Dans son discours du 2 octobre 2020, Emmanuel Macron s’attaque brutalement à l’instruction à domicile et aux établissements d’enseignement hors contrat. Il nous dresse un tableau terrifiant d’« enfants totalement hors système […] que l’on retrouve dans des structures très simples : des murs, presque pas de fenêtres, […] des femmes en niqab qui les accueillent ». Il laisse entendre que l’État s’est laissé surprendre et qu’il « se réveille quand le scandale arrive1». Il se dit alors contraint de prendre une décision radicale : interdire l’instruction à domicile sauf pour raisons médicales, et renforcer les contrôles sur les établissements hors contrat.
Nous faisons partie d’un groupe de personnes qui ont créé et fait vivre un collège associatif au début des années 2010 sur la Montagne limousine. Nous pouvons témoigner des contrôles tatillons exercés par l’Éducation nationale sur ce type d’établissement. Un établissement hors contrat ne peut ouvrir qu’après instruction de sa demande par les services de l’Éducation nationale, qui vérifient que les enfants seront en sécurité physique et psychique. La question du risque sectaire est étudiée dès ce moment-là. Des contrôles sont ensuite effectués au moins une fois par an.

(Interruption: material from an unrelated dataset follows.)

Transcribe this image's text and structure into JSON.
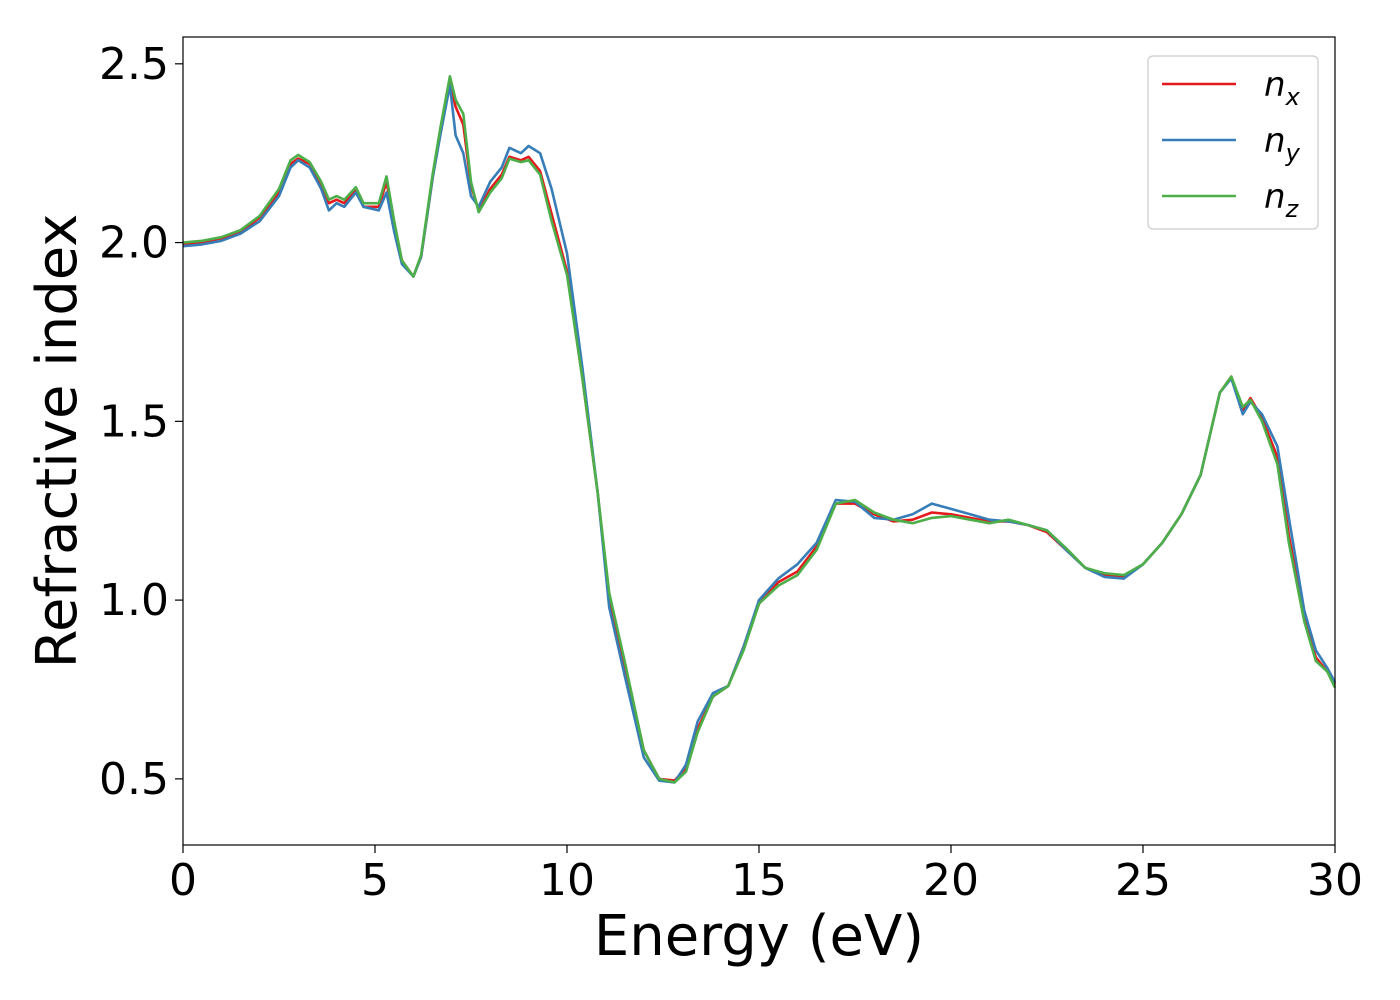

Depuis la loi Jules Ferry de 1882, l’instruction est obligatoire. Elle peut se faire dans des établissements publics ou privés, ou au sein de la famille. Les familles qui choisissent l’instruction à domicile le font pour différentes raisons : offrir à leur enfant des méthodes pédagogiques et des rythmes plus favorables, tenir compte de contraintes médicales, adapter l’instruction à des conditions et un rythme familial particuliers, ancrer l’enfant dans la vie familiale et sociale plutôt que de l’envoyer des années durant dans une institution déconnectée de la vie quotidienne. Là encore, les procédures de contrôle par l’Éducation nationale sont strictes. Elles sont du même ordre que pour les établissements hors contrat2. Les outils existent donc pour protéger les enfants. Supprimerait-on toutes les cantines du pays parce qu’il y aurait eu une intoxication alimentaire dans l’une d’elles ?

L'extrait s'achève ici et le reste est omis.